Everybody hates the rich. Most of the hatred stems from jealousy because we see rich people as either being extremely lucky or they’ve possibly been dishonest. Think about all the common stereo types about rich people: stingy; mean; cruel; arrogant; show-offs.
Imagine sitting at the traffic lights and a guy pulls up next to you in a red, shiny convertible that you are sure costs more than your house. What is your immediate impression of this guy? I bet a few of those words I mentioned would cross your mind.
You must realise that it’s not your fault that you have negative connotations towards rich people. Throughout your entire life you have been subjected to propaganda which promotes these views of the rich.
Let’s consider how the rich are portrayed in literature and as fictional characters. The bad, mean and cruel characters are usually also rich. The story usually follows the same line: Rich character is mean, stingy and hateful until the poor character shows them a better way and they are healed.
In a ‘Christmas Carol’, the rich character is called ‘Scrooge’ (Charles Dickens didn’t want to mince words) and he has to endure a night where three ghosts visit him before he finds his way and gives his money away.
Mr Smithers in ‘The Simpsons’ never finds his way, although in some episodes he becomes kind. He even adopts puppies in one episode.
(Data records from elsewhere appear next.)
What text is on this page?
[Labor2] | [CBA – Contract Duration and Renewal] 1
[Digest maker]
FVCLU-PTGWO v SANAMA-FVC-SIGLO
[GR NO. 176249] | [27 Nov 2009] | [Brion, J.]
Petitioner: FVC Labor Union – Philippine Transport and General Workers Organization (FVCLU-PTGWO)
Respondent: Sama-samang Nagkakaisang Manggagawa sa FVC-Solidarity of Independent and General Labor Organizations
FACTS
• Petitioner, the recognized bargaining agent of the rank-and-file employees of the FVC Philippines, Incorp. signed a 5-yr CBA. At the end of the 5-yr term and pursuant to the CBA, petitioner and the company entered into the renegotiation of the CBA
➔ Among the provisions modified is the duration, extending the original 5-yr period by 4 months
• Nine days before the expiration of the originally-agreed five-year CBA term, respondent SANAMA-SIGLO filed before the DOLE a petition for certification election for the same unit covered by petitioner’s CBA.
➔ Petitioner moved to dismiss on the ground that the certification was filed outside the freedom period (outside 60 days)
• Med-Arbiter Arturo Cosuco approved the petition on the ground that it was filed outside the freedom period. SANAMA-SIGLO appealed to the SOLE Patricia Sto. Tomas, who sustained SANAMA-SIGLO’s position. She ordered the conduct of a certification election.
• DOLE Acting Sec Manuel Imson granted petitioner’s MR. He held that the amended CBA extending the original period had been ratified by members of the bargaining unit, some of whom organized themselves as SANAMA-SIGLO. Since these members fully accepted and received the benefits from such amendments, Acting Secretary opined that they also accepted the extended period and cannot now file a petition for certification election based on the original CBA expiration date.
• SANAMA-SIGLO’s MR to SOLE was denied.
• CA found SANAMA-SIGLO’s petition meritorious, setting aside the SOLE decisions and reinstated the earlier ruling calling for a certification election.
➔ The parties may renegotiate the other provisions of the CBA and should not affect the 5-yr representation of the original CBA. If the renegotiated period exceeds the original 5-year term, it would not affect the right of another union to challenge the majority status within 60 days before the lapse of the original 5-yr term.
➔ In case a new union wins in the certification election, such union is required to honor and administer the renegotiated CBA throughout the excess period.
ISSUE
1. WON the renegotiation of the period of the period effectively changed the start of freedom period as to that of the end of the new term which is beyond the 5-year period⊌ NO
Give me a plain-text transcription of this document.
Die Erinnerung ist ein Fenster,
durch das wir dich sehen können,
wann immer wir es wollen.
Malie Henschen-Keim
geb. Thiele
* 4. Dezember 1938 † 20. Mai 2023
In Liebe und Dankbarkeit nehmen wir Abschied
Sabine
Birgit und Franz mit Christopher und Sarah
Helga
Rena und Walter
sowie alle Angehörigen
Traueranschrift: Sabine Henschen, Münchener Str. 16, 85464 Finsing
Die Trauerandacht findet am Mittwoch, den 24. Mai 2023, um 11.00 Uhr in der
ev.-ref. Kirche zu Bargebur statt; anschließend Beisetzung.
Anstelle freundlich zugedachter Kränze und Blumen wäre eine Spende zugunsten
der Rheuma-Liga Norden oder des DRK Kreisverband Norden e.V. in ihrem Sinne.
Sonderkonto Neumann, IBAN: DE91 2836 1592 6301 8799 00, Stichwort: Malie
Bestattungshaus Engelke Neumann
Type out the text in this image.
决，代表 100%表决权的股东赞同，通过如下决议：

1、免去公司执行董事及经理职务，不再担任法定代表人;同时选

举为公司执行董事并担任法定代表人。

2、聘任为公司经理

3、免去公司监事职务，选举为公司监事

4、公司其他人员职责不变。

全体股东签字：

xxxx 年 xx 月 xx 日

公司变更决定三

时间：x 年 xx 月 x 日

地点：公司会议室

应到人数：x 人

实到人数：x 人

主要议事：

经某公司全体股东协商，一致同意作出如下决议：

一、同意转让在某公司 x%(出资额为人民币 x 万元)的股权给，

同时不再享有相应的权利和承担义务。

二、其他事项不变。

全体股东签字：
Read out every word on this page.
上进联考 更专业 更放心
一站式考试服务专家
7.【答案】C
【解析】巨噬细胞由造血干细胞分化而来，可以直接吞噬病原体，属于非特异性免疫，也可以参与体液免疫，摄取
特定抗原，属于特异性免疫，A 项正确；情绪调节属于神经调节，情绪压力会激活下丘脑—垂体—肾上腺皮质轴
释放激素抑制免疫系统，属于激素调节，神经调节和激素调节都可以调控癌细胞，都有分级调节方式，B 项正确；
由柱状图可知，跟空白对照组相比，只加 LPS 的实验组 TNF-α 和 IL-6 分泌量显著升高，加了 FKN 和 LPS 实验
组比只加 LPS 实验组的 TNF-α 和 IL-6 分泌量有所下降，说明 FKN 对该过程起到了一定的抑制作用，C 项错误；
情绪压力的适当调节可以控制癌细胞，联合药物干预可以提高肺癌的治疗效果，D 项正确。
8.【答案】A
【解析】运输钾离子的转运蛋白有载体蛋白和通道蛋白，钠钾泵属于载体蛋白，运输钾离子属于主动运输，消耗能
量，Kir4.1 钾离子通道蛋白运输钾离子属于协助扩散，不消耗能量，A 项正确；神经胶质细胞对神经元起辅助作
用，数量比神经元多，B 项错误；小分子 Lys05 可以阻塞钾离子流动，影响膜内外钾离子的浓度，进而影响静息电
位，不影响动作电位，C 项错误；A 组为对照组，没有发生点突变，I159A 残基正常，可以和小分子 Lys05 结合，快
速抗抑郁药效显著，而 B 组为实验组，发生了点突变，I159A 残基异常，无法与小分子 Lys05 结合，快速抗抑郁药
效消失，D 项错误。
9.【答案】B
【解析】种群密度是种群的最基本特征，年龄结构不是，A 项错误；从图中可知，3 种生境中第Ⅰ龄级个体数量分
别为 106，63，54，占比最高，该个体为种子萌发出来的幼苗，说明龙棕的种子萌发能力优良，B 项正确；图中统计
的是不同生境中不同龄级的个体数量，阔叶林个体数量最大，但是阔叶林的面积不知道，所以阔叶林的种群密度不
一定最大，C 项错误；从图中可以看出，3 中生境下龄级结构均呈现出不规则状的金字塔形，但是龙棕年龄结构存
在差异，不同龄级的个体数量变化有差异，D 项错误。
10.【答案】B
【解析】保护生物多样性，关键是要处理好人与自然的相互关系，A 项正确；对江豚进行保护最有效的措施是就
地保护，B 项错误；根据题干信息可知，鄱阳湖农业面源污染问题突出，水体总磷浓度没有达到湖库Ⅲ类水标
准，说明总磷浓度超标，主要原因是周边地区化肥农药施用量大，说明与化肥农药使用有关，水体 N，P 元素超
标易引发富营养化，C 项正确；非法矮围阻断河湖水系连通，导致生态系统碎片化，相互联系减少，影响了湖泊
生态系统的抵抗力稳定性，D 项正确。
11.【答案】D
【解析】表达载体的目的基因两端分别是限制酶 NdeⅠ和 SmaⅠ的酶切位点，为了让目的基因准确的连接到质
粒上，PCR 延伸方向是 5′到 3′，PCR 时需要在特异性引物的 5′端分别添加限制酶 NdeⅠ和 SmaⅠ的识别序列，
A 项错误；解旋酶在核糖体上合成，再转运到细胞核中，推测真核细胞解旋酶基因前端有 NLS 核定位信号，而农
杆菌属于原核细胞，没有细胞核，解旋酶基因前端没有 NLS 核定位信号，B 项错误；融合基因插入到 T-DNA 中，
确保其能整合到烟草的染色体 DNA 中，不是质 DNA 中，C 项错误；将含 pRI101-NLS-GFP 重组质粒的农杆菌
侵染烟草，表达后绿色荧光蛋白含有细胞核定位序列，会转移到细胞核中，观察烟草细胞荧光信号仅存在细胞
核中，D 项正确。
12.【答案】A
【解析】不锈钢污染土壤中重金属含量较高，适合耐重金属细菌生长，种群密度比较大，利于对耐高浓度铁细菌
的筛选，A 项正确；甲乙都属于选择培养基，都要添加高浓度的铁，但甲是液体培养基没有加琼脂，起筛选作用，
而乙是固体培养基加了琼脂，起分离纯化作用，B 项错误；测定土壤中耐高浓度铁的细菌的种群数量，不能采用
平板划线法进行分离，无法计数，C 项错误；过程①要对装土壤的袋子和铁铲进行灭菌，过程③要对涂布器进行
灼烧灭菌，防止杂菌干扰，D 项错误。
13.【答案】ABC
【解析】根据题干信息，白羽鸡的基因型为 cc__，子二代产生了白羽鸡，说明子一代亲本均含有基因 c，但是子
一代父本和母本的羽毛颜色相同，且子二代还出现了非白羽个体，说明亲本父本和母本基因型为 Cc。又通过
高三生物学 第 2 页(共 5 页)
However, with time the uncomfortableness of kindness, honesty and decency always overwhelm him and he returns to his evil rich ways. I believe he made a coat out of the puppies’ fur.
Most bad guys in the movies will also have the character trait of being rich. Think of all the Bond bad guys on their private islands and secret lairs, demanding a million dollars random. Has there ever been a bad guy that is poor?
If there has, his badness will always be justified through some childhood trauma. However the rich bad guys don’t need justification. They’re rich so they must be bad. This requires no explanation for the audience to understand just how evil they are.
Why fictional characters are keeping you poor
The rich become rich because they behave and think differently to other people. Is this reason enough to insist on branding them as evil? Although it seems unfair, I don’t feel sorry for rich people at all. This universal perception of rich people is not affecting them in the slightest. In fact, it helps them because this type of thinking is keeping you poor.
Imagine that you’re twenty pounds overweight and a slob. A woman pulls up next to you at the traffic lights in the best shape of her life. She’s happy, glowing and in her gym clothes. She’s chatting on the phone and has such energy you can’t stop looking at her.
Instead of turning left to get a bucket of chicken at KFC, you turn right and follow her to the gym and sign up. You want what she has. This is motivation enough and you sweat it out at the gym for a month and suddenly you are the glowing, energetic person.
You wanted to be like this woman because you were ‘attracted’ to her. And I don’t necessarily mean a sexual attraction, just an attraction to have what she has.
Now let’s return to our rich guy in his show-off car. You are repulsed by this guy because he is rich and you have stereotypical negative ideas about what rich people are like. This repulsion will keep you poor forever because why would you ever have enough motivation to become something that repulses you.
As Napoleon Hill said: “Our thoughts become things; make sure you choose the good ones.”
Next time you’re staring at your bank account and wondering why the balance is so shockingly low, take a moment to consider your thoughts about rich people. Would you be be mean, stingy, cruel when you are rich? Or do you believe you could do more good in the world when you are rich, like donate to charities and help people?
Perhaps there are rich people out there out there who are kind and generous. After all you would be like that if you were rich. Isn’t it time society did away with the ‘rich’ stereo-type so that more people can open their minds to actually becoming rich.